Mission District History

Note: Quality of Life is set in the Mission District, where it was filmed on location.

The Mission District of San Francisco is one of the most distinct neighborhoods in the city. Its uniqueness comes from a complex history which has resulted in a rich, diverse culture.

Named for the nearby Spanish mission San Francisco de Asis, also known as Mission Dolores, Spanish missionaries settled the area in 1776, partly due to the strange microclimate conditions that exist in the area, making it naturally warmer and sunnier than the rest of the San Francisco Peninsula. These Spanish roots were to run deep, and would become the foundation for a rich Latin heritage predominant in the Mission District.

Although the Mission District has been known for its Hispanic and Latino population, the Mission District is quite culturally diverse, as it has been a “stop-over” for many immigrants.

The California gold rush brought large immigrant populations of German, Irish, Scandinavian and Italian workers to California. Many stayed and and settled areas of the growing neighborhood. The area became known as a hard-working, blue-collar neighborhood.

This was amplified during the 1906 San Francisco Earthquake, when hundreds of homes were burned by the ensuing fires north of the Mission. These displaced people moved deeper into the Mission and strengthened the blue-collar roots that is a notable feature of the district to this day.

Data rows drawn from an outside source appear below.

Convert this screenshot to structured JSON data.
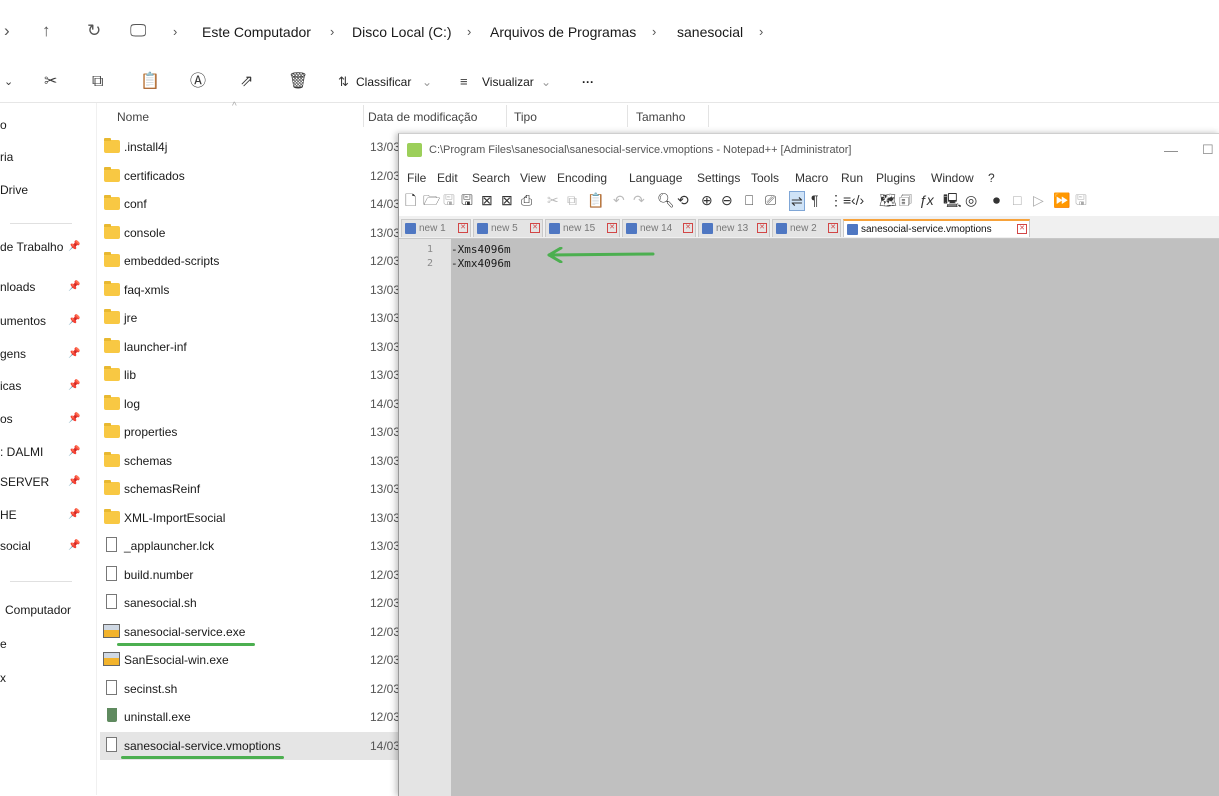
{
  "address_bar": {
    "breadcrumbs": [
      "Este Computador",
      "Disco Local (C:)",
      "Arquivos de Programas",
      "sanesocial"
    ]
  },
  "toolbar": {
    "sort_label": "Classificar",
    "view_label": "Visualizar",
    "more_label": "···"
  },
  "sidebar": {
    "items": [
      {
        "label": "o",
        "pinned": false
      },
      {
        "label": "ria",
        "pinned": false
      },
      {
        "label": "Drive",
        "pinned": false
      },
      {
        "label": "de Trabalho",
        "pinned": true
      },
      {
        "label": "nloads",
        "pinned": true
      },
      {
        "label": "umentos",
        "pinned": true
      },
      {
        "label": "gens",
        "pinned": true
      },
      {
        "label": "icas",
        "pinned": true
      },
      {
        "label": "os",
        "pinned": true
      },
      {
        "label": ": DALMI",
        "pinned": true
      },
      {
        "label": "SERVER",
        "pinned": true
      },
      {
        "label": "HE",
        "pinned": true
      },
      {
        "label": "social",
        "pinned": true
      },
      {
        "label": "Computador",
        "pinned": false
      },
      {
        "label": "e",
        "pinned": false
      },
      {
        "label": "x",
        "pinned": false
      }
    ]
  },
  "columns": {
    "name": "Nome",
    "modified": "Data de modificação",
    "type": "Tipo",
    "size": "Tamanho"
  },
  "files": [
    {
      "name": ".install4j",
      "kind": "folder",
      "date": "13/03"
    },
    {
      "name": "certificados",
      "kind": "folder",
      "date": "12/03"
    },
    {
      "name": "conf",
      "kind": "folder",
      "date": "14/03"
    },
    {
      "name": "console",
      "kind": "folder",
      "date": "13/03"
    },
    {
      "name": "embedded-scripts",
      "kind": "folder",
      "date": "12/03"
    },
    {
      "name": "faq-xmls",
      "kind": "folder",
      "date": "13/03"
    },
    {
      "name": "jre",
      "kind": "folder",
      "date": "13/03"
    },
    {
      "name": "launcher-inf",
      "kind": "folder",
      "date": "13/03"
    },
    {
      "name": "lib",
      "kind": "folder",
      "date": "13/03"
    },
    {
      "name": "log",
      "kind": "folder",
      "date": "14/03"
    },
    {
      "name": "properties",
      "kind": "folder",
      "date": "13/03"
    },
    {
      "name": "schemas",
      "kind": "folder",
      "date": "13/03"
    },
    {
      "name": "schemasReinf",
      "kind": "folder",
      "date": "13/03"
    },
    {
      "name": "XML-ImportEsocial",
      "kind": "folder",
      "date": "13/03"
    },
    {
      "name": "_applauncher.lck",
      "kind": "file",
      "date": "13/03"
    },
    {
      "name": "build.number",
      "kind": "file",
      "date": "12/03"
    },
    {
      "name": "sanesocial.sh",
      "kind": "file",
      "date": "12/03"
    },
    {
      "name": "sanesocial-service.exe",
      "kind": "exe",
      "date": "12/03"
    },
    {
      "name": "SanEsocial-win.exe",
      "kind": "exe",
      "date": "12/03"
    },
    {
      "name": "secinst.sh",
      "kind": "file",
      "date": "12/03"
    },
    {
      "name": "uninstall.exe",
      "kind": "uninstaller",
      "date": "12/03"
    },
    {
      "name": "sanesocial-service.vmoptions",
      "kind": "file",
      "date": "14/03"
    }
  ],
  "notepad": {
    "title": "C:\\Program Files\\sanesocial\\sanesocial-service.vmoptions - Notepad++ [Administrator]",
    "menu": [
      "File",
      "Edit",
      "Search",
      "View",
      "Encoding",
      "Language",
      "Settings",
      "Tools",
      "Macro",
      "Run",
      "Plugins",
      "Window",
      "?"
    ],
    "tabs": [
      "new 1",
      "new 5",
      "new 15",
      "new 14",
      "new 13",
      "new 2",
      "sanesocial-service.vmoptions"
    ],
    "active_tab": 6,
    "lines": [
      "-Xms4096m",
      "-Xmx4096m"
    ],
    "line_numbers": [
      "1",
      "2"
    ]
  },
  "colors": {
    "highlight": "#ffff00",
    "annotation": "#4caf50",
    "folder": "#f8c843"
  }
}
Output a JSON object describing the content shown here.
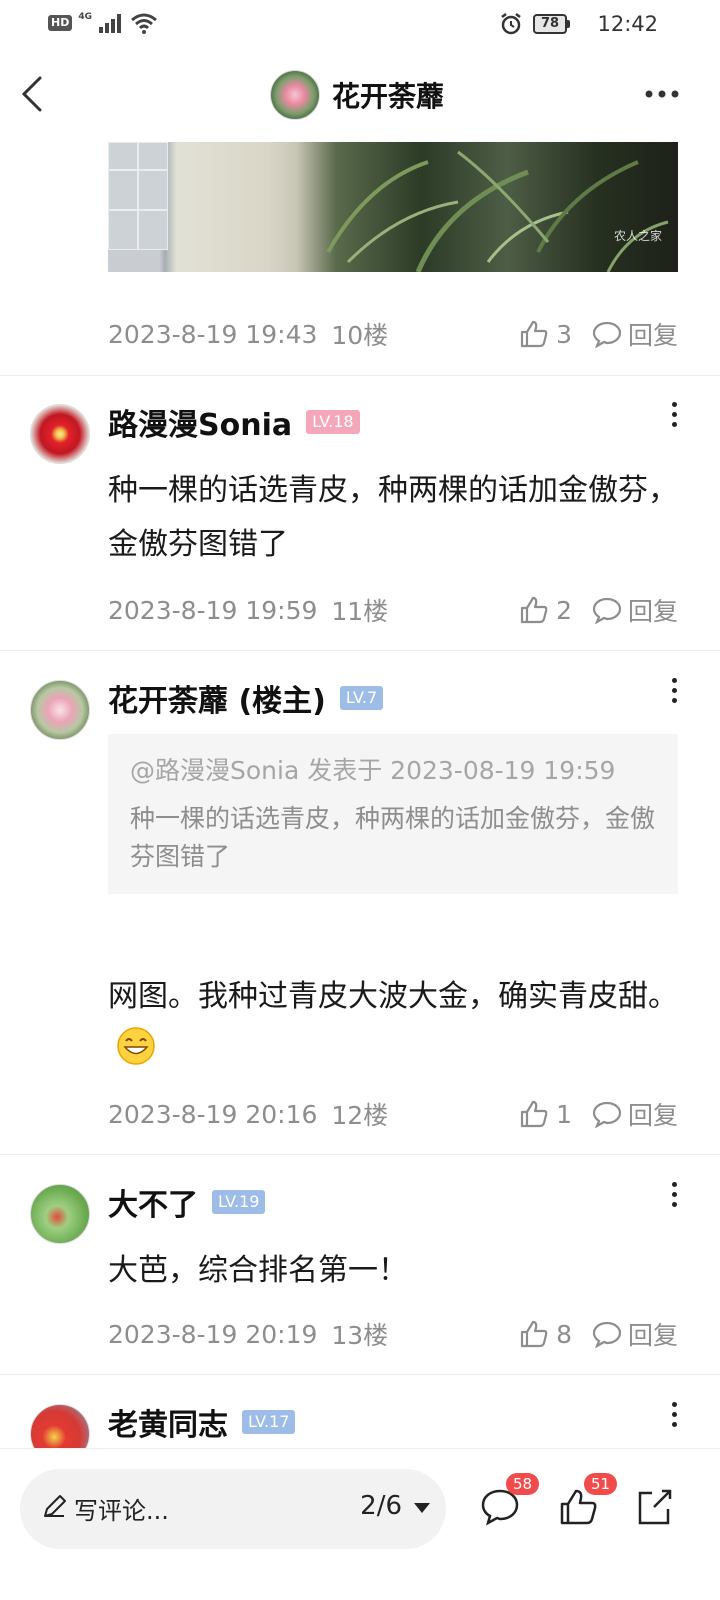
{
  "status_bar": {
    "hd": "HD",
    "network": "4G",
    "battery": "78",
    "time": "12:42"
  },
  "header": {
    "title": "花开荼蘼"
  },
  "photo": {
    "watermark": "农人之家"
  },
  "first_meta": {
    "time": "2023-8-19 19:43",
    "floor": "10楼",
    "likes": "3",
    "reply": "回复"
  },
  "posts": [
    {
      "author": "路漫漫Sonia",
      "level": "LV.18",
      "text": "种一棵的话选青皮，种两棵的话加金傲芬，金傲芬图错了",
      "time": "2023-8-19 19:59",
      "floor": "11楼",
      "likes": "2",
      "reply": "回复"
    },
    {
      "author": "花开荼蘼 (楼主)",
      "level": "LV.7",
      "quote_head": "@路漫漫Sonia 发表于 2023-08-19 19:59",
      "quote_body": "种一棵的话选青皮，种两棵的话加金傲芬，金傲芬图错了",
      "text": "网图。我种过青皮大波大金，确实青皮甜。",
      "time": "2023-8-19 20:16",
      "floor": "12楼",
      "likes": "1",
      "reply": "回复"
    },
    {
      "author": "大不了",
      "level": "LV.19",
      "text": "大芭，综合排名第一！",
      "time": "2023-8-19 20:19",
      "floor": "13楼",
      "likes": "8",
      "reply": "回复"
    },
    {
      "author": "老黄同志",
      "level": "LV.17"
    }
  ],
  "bottom_bar": {
    "comment_placeholder": "写评论...",
    "page": "2/6",
    "comment_count": "58",
    "like_count": "51"
  },
  "colors": {
    "badge_pink": "#f4a7b9",
    "badge_blue": "#9dbde8",
    "meta_gray": "#8d8d8d",
    "count_badge": "#f24b4b"
  }
}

Central Americans who had been hired to work on the Panama Canal in 1914 came back with their San Francisco based companies and settled the neighborhood, adding to the already rich cultural mix of Spanish, Mexican and European immigrants. The area continued to gain wide varieties of immigrant populations until about the 1950's, when the increasing Chicano/Latino population dominated the neighborhood.

Since the 1990's -- particularly during the fat "dot-com" years -- gentrification encroached on the unique neighborhood, pricing some locals out of the market. Attracted by the artistic and cultural flavor of the area, affluent white-collar professionals moved into parts of the Mission, inflating housing costs as they came.

The Mission has become known for its vibrant youth culture in recent years, sometimes described as “New Bohemian”. Hipsters and the avant-garde occupy many neighborhoods of the district. However, after the “dot-com” bubble burst the influx of affluence began to slow, and the neighborhood has managed to keep more of its vibrant, independent spirit.

In a city well-known for its touristy Cable Cars and Fisherman's Wharf, the Mission is a thriving community where real people live and real families do their thing. With its working class grit and anti-establishment art scene, the Mission represents a far more honest and more complex San Francisco than traditionally seen from the safety of the air-conditioned tourist buses.

In fact, the Mission is particularly well known for its art. During the 1960's and 1970's, increasing political movements made the Mission a center for Chicano and Latino right movements, which encouraged the spread of expressive art throughout the neighborhood, as seen on the varied and beautiful murals throughout the area.

The Mission District has long been famous for its walls many of which were created as part of the Chicano/Latino movements. For years, the Mission has also been renowned for its illegal street art. Graffiti has long been a part of San Francisco culture despite being a source of controversy for almost thirty years. Graffiti exploded during the 1980's and 1990's throughout the Mission District and San Francisco -- as it did in New York, Los Angeles and elsewhere. From simple tagging to quick throw-ups to intricate pieces, graffiti was all over the city.

But again, with the gentrification of San Francisco in the later 1990's, graffiti began to be criminalized in the harshest sense of the word. As upper class yuppies moved into the area, the free and independent thought that graffiti represented was stigmatized and labeled as "gang activities" -- with some writers facing serious prison time (as was true of one actor in Quality of Life).

Despite the crack-downs and the police harassment, graffiti writers continue to this day to create their pieces, and in doing so, add to the cultural and artistic legacy of the Mission District.

Quality of Life is set in the Mission District and most of the film was shot on location there.The lead actors and the director shared a small apartment there during production. Even the editing was done in the Mission.